Мы вразнобой поздоровались, а она, размотав с головы полушалок, повесила его на гвоздь и принялась снимать ватник.
— А я напугалась, иду и думаю: придется сейчас им ужин готовить, а не из чего. А вы вон как... сами!
— Извините, с разрешения вашего хозяина... — галантно начал было Шильченко.
— А я с Лешей только что встретилась. Это он мне сказал, что гости у нас.
Мы познакомились. В голосе, в глазах молодой хозяйки были теплота и доброжелательность.

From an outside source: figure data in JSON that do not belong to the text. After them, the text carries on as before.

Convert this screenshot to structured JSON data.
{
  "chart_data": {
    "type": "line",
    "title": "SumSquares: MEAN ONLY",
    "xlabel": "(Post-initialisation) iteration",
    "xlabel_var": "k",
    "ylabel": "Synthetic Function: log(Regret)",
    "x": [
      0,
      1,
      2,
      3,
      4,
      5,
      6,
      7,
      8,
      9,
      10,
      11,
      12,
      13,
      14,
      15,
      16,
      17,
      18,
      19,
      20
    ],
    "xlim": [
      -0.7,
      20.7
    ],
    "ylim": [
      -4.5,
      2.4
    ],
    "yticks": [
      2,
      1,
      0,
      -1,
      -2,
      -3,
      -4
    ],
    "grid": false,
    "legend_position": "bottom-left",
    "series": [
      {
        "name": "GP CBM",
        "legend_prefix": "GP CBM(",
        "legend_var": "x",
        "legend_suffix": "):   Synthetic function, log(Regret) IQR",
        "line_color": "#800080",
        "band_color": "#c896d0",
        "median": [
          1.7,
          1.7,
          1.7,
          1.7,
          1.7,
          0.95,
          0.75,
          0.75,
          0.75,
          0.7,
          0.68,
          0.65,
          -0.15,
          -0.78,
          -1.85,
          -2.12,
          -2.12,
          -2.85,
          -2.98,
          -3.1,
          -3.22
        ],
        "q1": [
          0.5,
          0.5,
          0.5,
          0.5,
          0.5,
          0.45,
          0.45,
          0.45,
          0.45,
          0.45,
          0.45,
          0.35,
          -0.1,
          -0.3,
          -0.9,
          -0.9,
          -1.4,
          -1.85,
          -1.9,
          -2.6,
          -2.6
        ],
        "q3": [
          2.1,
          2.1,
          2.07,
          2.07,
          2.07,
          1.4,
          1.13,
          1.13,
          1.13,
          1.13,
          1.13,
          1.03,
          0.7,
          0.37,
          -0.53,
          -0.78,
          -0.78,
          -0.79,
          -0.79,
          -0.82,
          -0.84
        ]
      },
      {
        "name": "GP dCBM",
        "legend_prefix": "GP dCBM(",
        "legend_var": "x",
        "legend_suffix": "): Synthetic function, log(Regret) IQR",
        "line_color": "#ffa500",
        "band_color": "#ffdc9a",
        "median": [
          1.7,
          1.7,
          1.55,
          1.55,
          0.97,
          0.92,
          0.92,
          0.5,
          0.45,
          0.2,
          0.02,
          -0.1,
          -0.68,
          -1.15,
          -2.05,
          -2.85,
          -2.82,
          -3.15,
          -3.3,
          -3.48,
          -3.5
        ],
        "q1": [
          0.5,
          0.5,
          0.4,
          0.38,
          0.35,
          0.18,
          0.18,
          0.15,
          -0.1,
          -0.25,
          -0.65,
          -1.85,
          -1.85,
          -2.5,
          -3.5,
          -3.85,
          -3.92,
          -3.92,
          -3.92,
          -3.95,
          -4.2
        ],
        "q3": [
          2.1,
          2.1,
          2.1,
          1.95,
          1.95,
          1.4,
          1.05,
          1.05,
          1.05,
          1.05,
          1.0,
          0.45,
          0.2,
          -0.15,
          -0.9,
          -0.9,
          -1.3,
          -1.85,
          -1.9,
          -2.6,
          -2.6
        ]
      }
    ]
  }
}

Лида, оставшись в ситцевом стареньком платьишке и чулках, принялась помогать Шильченко.
— Может, картошки сварить? — спросила она. — А то у вас ничего нет горячего.
— Спасибо, не беспокойтесь, — прогудел Долгушин.
— Тогда самовар поставлю.
— Вот от чайку не откажемся!
Лида ушла на кухню.
Была она по-девичьи стройна. Когда улыбалась, спереди открывались два широких зуба, какие бывают нередко у маленьких детей. Красивой назвать ее было нельзя, но было в ней что-то такое, что привлекало.
В избу, стуча сапогами, отряхивая снег, ввалились Витя с хозяином.
— Ух ты, мать честная! Ну и погодка, будь она неладна! — ухал Витя. — Метет, как в декабре, пропала наша рыба!..
— Неужели снег выпал? — спросил художник обеспокоенно.